Пыль от моих пяток поднималась в густой туманный воздух. Я находилась в северной Калифорнии, в лесу, ранней осенью. Был август. Ветер кусал морозом. Было ощущение, что после зимы я сразу оказалась в осени, полностью пропустив лето. Осень наступила внезапно. Так же быстро пришли холода.
Я продолжала идти, вулканические камни под кроссовками были как корка мертвой земли. Я кричала, чтобы услышать эхо, и при каждом шаге слышала шорох гальки. Я пересекла каменное поле – вулканический мусор. Солнце садилось, его края были красными, как губы, а небо сжалось, ухмыляясь мне; облака были как темные потеки крови.

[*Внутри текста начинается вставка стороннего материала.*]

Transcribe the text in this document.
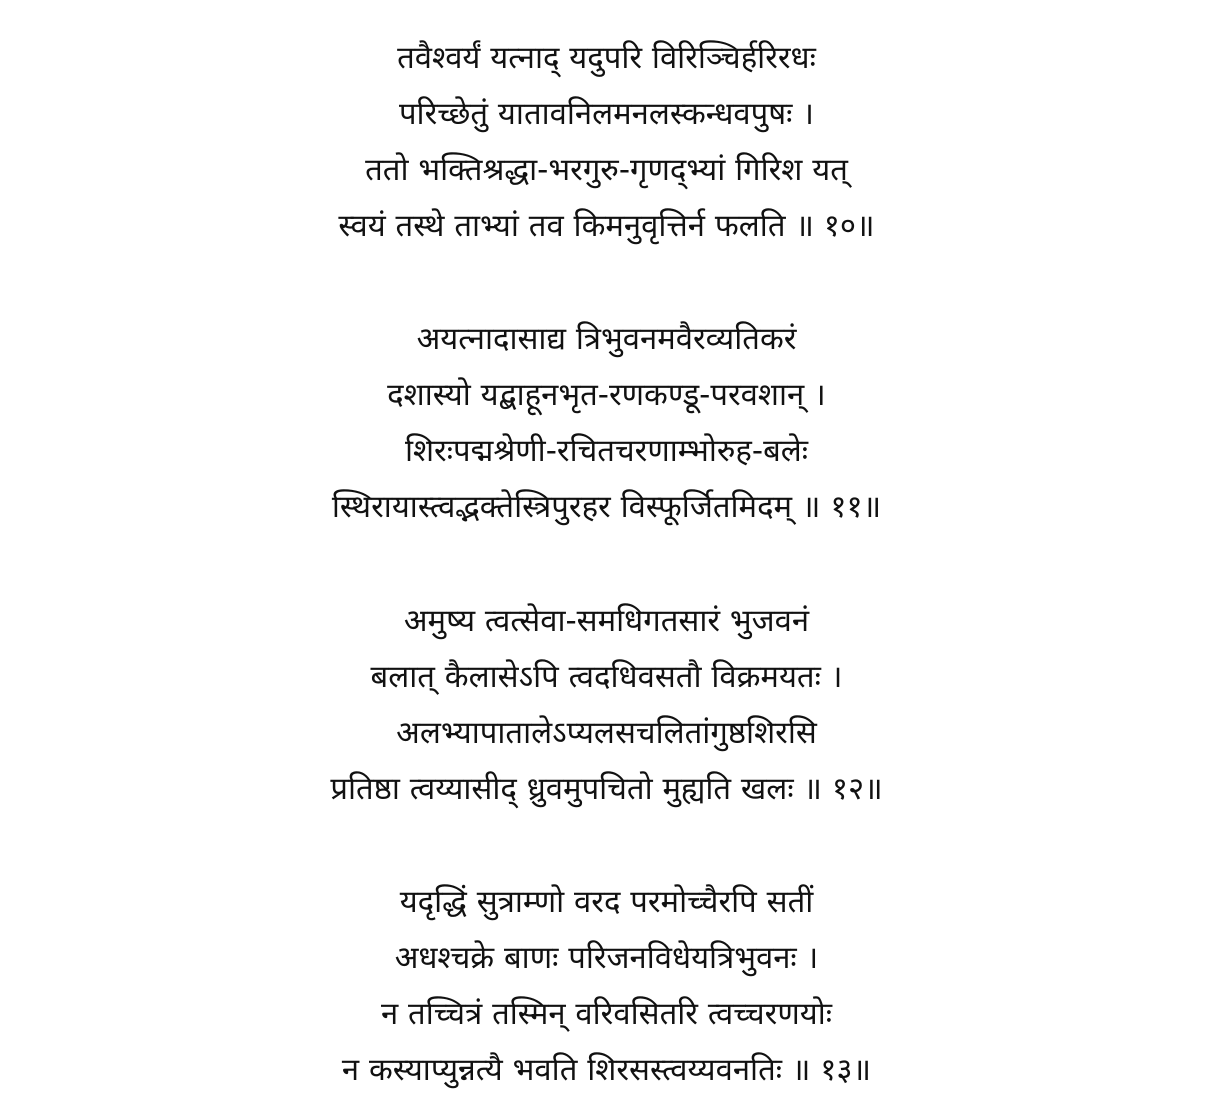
तवैश्वर्यं यत्नाद् यदुपरि विरिञ्चिर्हरिरधः
परिच्छेतुं यातावनिलमनलस्कन्धवपुषः ।
ततो भक्तिश्रद्धा-भरगुरु-गृणद्भ्यां गिरिश यत्
स्वयं तस्थे ताभ्यां तव किमनुवृत्तिर्न फलति ॥ १०॥
अयत्नादासाद्य त्रिभुवनमवैरव्यतिकरं
दशास्यो यद्बाहूनभृत-रणकण्डू-परवशान् ।
शिरःपद्मश्रेणी-रचितचरणाम्भोरुह-बलेः
स्थिरायास्त्वद्भक्तेस्त्रिपुरहर विस्फूर्जितमिदम् ॥ ११॥
अमुष्य त्वत्सेवा-समधिगतसारं भुजवनं
बलात् कैलासेऽपि त्वदधिवसतौ विक्रमयतः ।
अलभ्यापातालेऽप्यलसचलितांगुष्ठशिरसि
प्रतिष्ठा त्वय्यासीद् ध्रुवमुपचितो मुह्यति खलः ॥ १२॥
यदृद्धिं सुत्राम्णो वरद परमोच्चैरपि सतीं
अधश्चक्रे बाणः परिजनविधेयत्रिभुवनः ।
न तच्चित्रं तस्मिन् वरिवसितरि त्वच्चरणयोः
न कस्याप्युन्नत्यै भवति शिरसस्त्वय्यवनतिः ॥ १३॥
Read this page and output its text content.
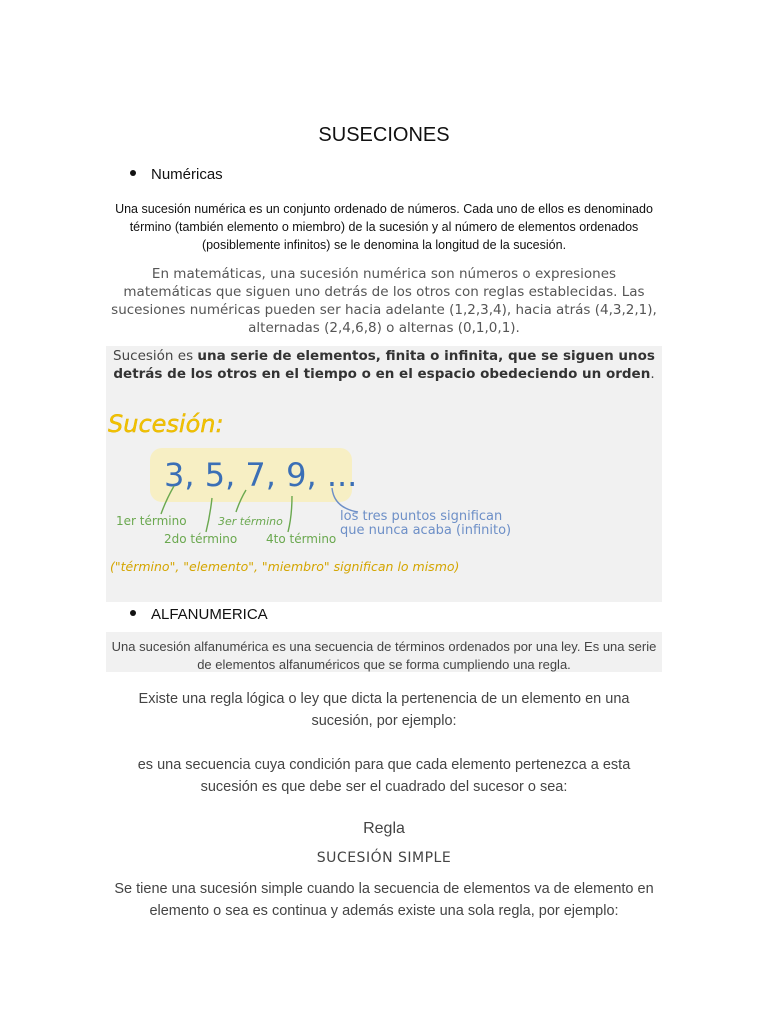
SUSECIONES
Numéricas
Una sucesión numérica es un conjunto ordenado de números. Cada uno de ellos es denominado término (también elemento o miembro) de la sucesión y al número de elementos ordenados (posiblemente infinitos) se le denomina la longitud de la sucesión.
En matemáticas, una sucesión numérica son números o expresiones matemáticas que siguen uno detrás de los otros con reglas establecidas. Las sucesiones numéricas pueden ser hacia adelante (1,2,3,4), hacia atrás (4,3,2,1), alternadas (2,4,6,8) o alternas (0,1,0,1).
Sucesión es una serie de elementos, finita o infinita, que se siguen unos detrás de los otros en el tiempo o en el espacio obedeciendo un orden.
Sucesión:
3, 5, 7, 9, ...
1er término
2do término
3er término
4to término
los tres puntos significan
que nunca acaba (infinito)
("término", "elemento", "miembro" significan lo mismo)
ALFANUMERICA
Una sucesión alfanumérica es una secuencia de términos ordenados por una ley. Es una serie de elementos alfanuméricos que se forma cumpliendo una regla.
Existe una regla lógica o ley que dicta la pertenencia de un elemento en una sucesión, por ejemplo:
es una secuencia cuya condición para que cada elemento pertenezca a esta sucesión es que debe ser el cuadrado del sucesor o sea:
Regla
SUCESIÓN SIMPLE
Se tiene una sucesión simple cuando la secuencia de elementos va de elemento en elemento o sea es continua y además existe una sola regla, por ejemplo:
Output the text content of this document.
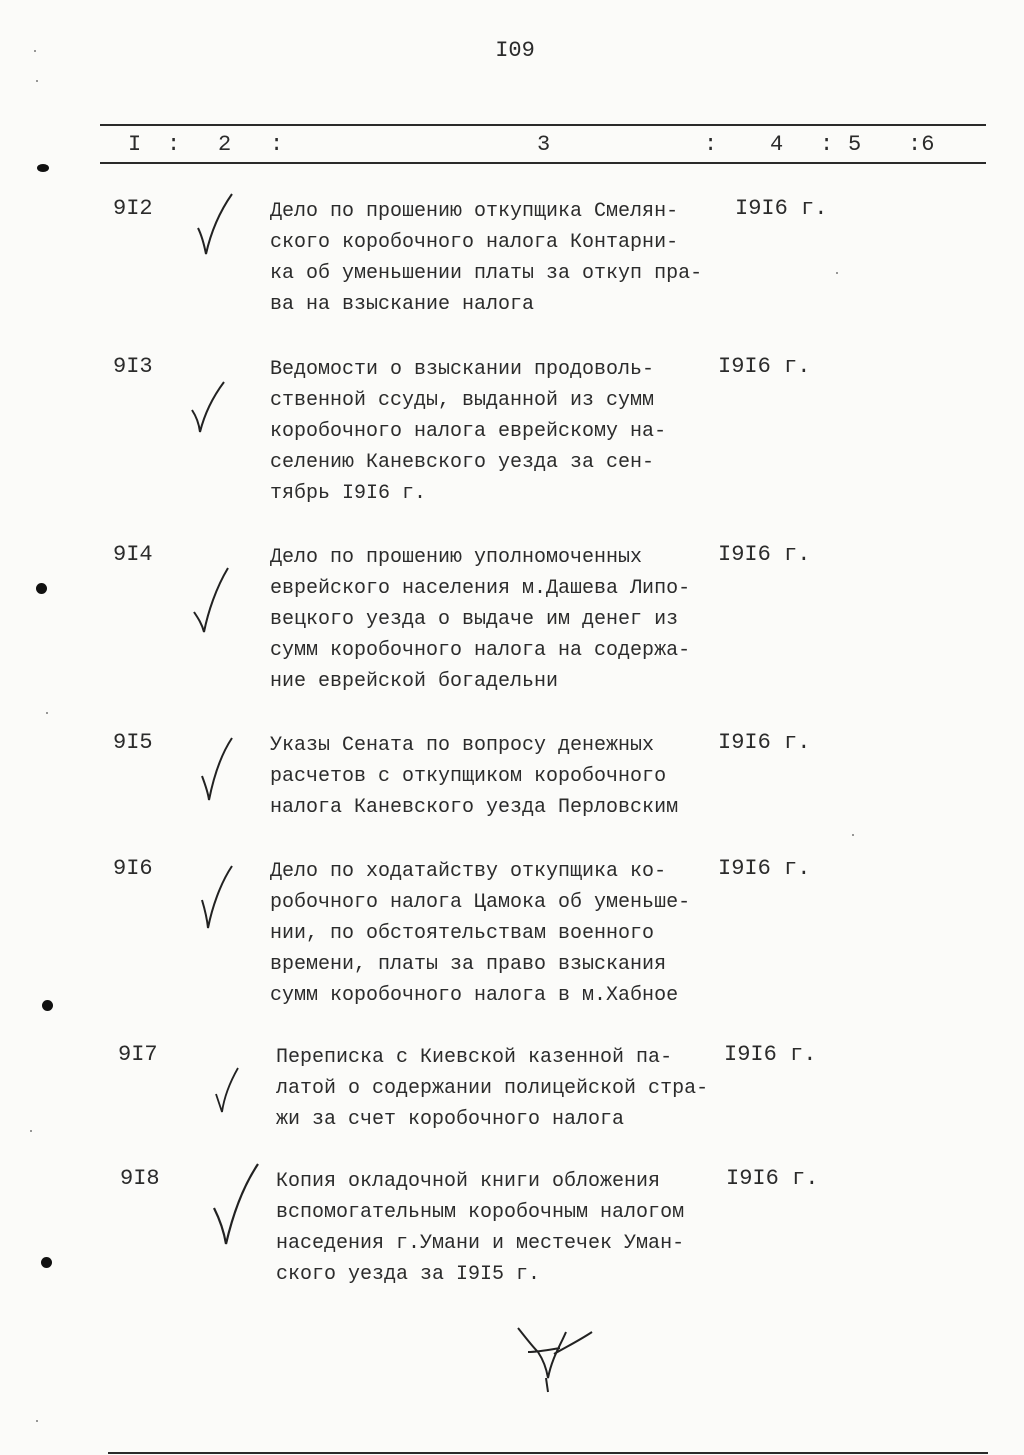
I09
I : 2 :	3	: 4 : 5 :6
9I2	Дело по прошению откупщика Смелян-
ского коробочного налога Контарни-
ка об уменьшении платы за откуп пра-
ва на взыскание налога
I9I6 г.
9I3	Ведомости о взыскании продоволь-
ственной ссуды, выданной из сумм
коробочного налога еврейскому на-
селению Каневского уезда за сен-
тябрь I9I6 г.
I9I6 г.
9I4	Дело по прошению уполномоченных
еврейского населения м.Дашева Липо-
вецкого уезда о выдаче им денег из
сумм коробочного налога на содержа-
ние еврейской богадельни
I9I6 г.
9I5	Указы Сената по вопросу денежных
расчетов с откупщиком коробочного
налога Каневского уезда Перловским
I9I6 г.
9I6	Дело по ходатайству откупщика ко-
робочного налога Цамока об уменьше-
нии, по обстоятельствам военного
времени, платы за право взыскания
сумм коробочного налога в м.Хабное
I9I6 г.
9I7	Переписка с Киевской казенной па-
латой о содержании полицейской стра-
жи за счет коробочного налога
I9I6 г.
9I8	Копия окладочной книги обложения
вспомогательным коробочным налогом
наседения г.Умани и местечек Уман-
ского уезда за I9I5 г.
I9I6 г.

Я мысленно вернулась на тропу, к своим шагам и поступкам, пытаясь выяснить, откуда взялись все эти истории обо мне, стараясь верить, что я смогу, наконец, от них навсегда избавиться, и что они не будут преследовать меня вечно. Мужчины рассказывали истории, в которых не было правды. Слухи облили меня грязью, в то время как я, идя по этой самой тропе, отчаянно надеялась избавиться от стыда.
Я очень хотела ощутить гнев – люди, которые писали такие вещи, были отвратительными жалкими мешками с нечистотами. Я хотела ощутить иммунитет от сексуального стыда, зная, что эта ложь никак не скажется на мне – я хотела чувствовать себя так, но вместо этого записи обо мне вызывали страх встречи с другими путниками. Они вызвали беспокойство и опасение и желание оставаться наедине.
В словах незнакомых людей сквозило то, что могло быть, как я опасалась, правдой – я навсегда останусь изгоем, которого будут стыдиться и упрекать, которого не будут любить и признавать.
Никто из путников не говорил мне в лицо таких грубых слов, как в этих записях. Я сказала себе, что если бы кто-нибудь так сказал мне, я бы его остановила. Я бы смело сказал ему
Я пообещала себе, что я так сделаю.
Как-то днем в роще, где деревья были высокими и тонкими, я подошла к самодельному деревянному указателю: «Приют путешественников Старая Стоянка». Светлячок и Идущий-по-Углям приглашают путешественников. Я прошла мимо указателя по грунтовой дороге через раскрытые покрашенные ворота и вышла на широкую стриженую лужайку к усадьбе «ангелов тропы». Она была необычная, чрезмерно засаженная искривленными деревьями, с десятками больших роскошных выцветших тентов карнавального типа; внутри некоторых находились надувные матрацы или кушетки, в одной была водяная постель для путников, которую они заказывали, чтобы хорошо выспаться.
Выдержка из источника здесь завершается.